Her saniye sonuna kadar yaşanılmayı hak ediyor. Her saniye dopdolu tadılmaya değer.
Merdivenleri yavaş yavaş çık. Koridorlardan koşarak geçme. Kayarsın.
İçimizdeki çocuğu öldürmemek. İçimizdeki kadınları dinlemesini bilmek. Adam olmak kısacası. Bütün hödüklere, magandalara ve çok bildiklerini sananlara nanik !
Can sıkıntısından uzak durmak. Ama unutmamak : Can sıkıntısı ille kötü bişey değildir. Kemal Tahir
Kelleci Memet’te boşuna “içerideki” kahramanlarından birini “Canın sıkkını gevşeğinden iyidir” diye konuşturmaz. Bildiği bişey vardır mutlaka.

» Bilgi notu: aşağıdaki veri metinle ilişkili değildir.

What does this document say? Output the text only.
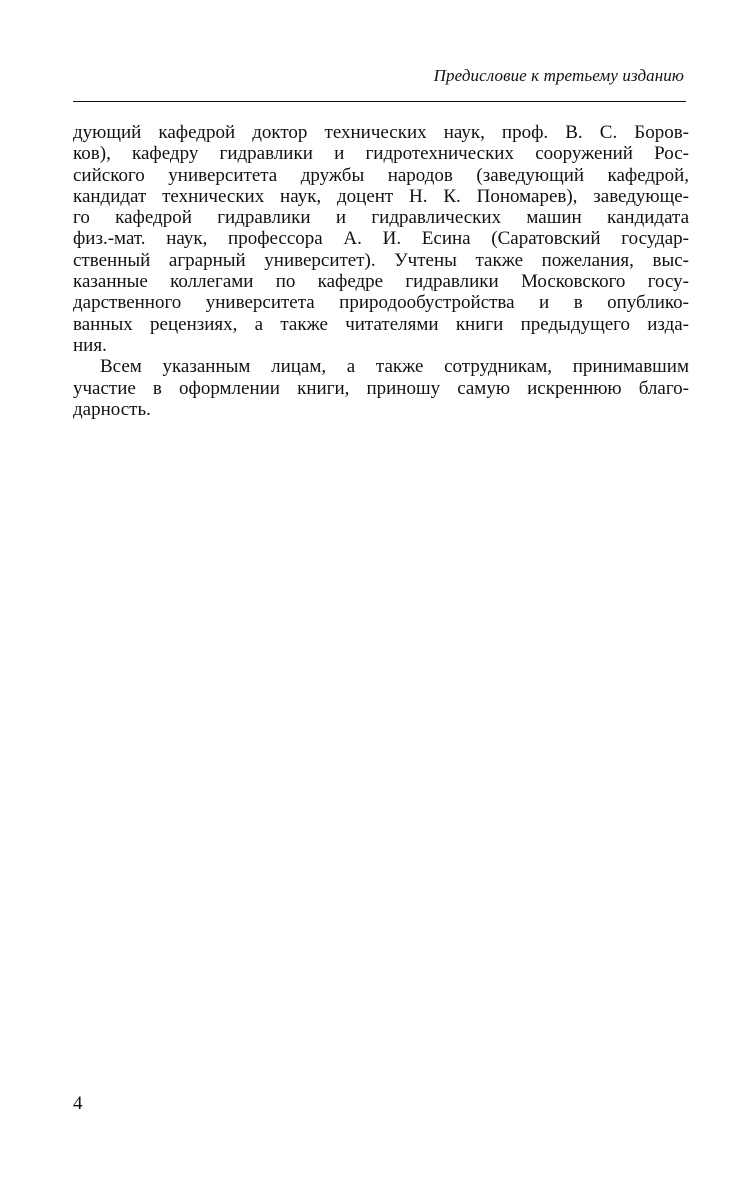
Предисловие к третьему изданию
дующий кафедрой доктор технических наук, проф. В. С. Боров-
ков), кафедру гидравлики и гидротехнических сооружений Рос-
сийского университета дружбы народов (заведующий кафедрой,
кандидат технических наук, доцент Н. К. Пономарев), заведующе-
го кафедрой гидравлики и гидравлических машин кандидата
физ.-мат. наук, профессора А. И. Есина (Саратовский государ-
ственный аграрный университет). Учтены также пожелания, выс-
казанные коллегами по кафедре гидравлики Московского госу-
дарственного университета природообустройства и в опублико-
ванных рецензиях, а также читателями книги предыдущего изда-
ния.
Всем указанным лицам, а также сотрудникам, принимавшим
участие в оформлении книги, приношу самую искреннюю благо-
дарность.
4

Hiçbir zaman hiçbir kimsenin “Fan”ı olmamak ! Asla !
İyimser karamsar olmak. Kapkara karamsarlıktan fena halde kaçınmak.
Koşmamak. Yürümek. Yürürken yaşamdan istifa etmemek. İstifade etmek.
Haydarpaşa Lisesi’nde öğrenciydim, çocuktum ufacıktım. Yerde buldum bir erik ama yemedim. Lise’den sıyrılarak çıktım. Kadıköy’e doğru
piano piano yürümeye başladım. Demir Köprü’nün üstünde durdum : Sağda Haydarpaşa Garı, solda Anadolu’ya açılan kavimler kapısı. Ey Anadolu duy beni ! Bekle beni !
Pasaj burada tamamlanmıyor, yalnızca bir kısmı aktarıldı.